Hackbeil-Attacke schockt London

Die britische Öffentlichkeit äussert sich bestürzt über den Anschlag auf einen Soldaten. London rätselt: Waren es verblendete Einzeltäter oder steckt mehr hinter der Bluttat?

Obwohl das Verbrechen zunächst nicht wie das Werk in Strukturen handelnder Terroristen aussieht, gehen Experten davon aus, dass es sich um islamistischen Terror handelt. «Es ist dieselbe Rhetorik, die wir bei früheren Anschlägen gesehen haben», sagte der britische Terror-Experte Usama Hasan.
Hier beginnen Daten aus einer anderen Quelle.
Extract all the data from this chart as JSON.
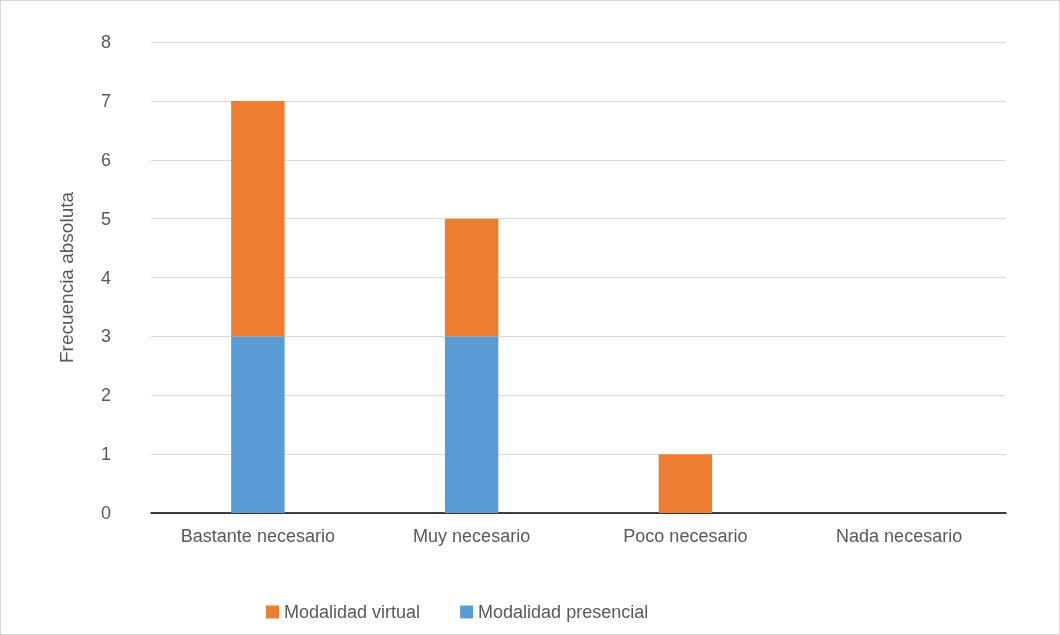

Es gebe «starke Anzeichen», dass es sich um einen terroristischen Anschlag handle, bestätigt Cameron. Grossbritannien werde vor Terroristen «niemals einknicken». Das betonte er auch heute Mittag nach einer weiteren Sitzung des Sicherheitskabinetts: «Die Täter bewirken nur eines: Es macht uns stärker und wir halten noch mehr zusammen.» Der britische Premierminister Cameron kündigte entschlossenes Handeln an.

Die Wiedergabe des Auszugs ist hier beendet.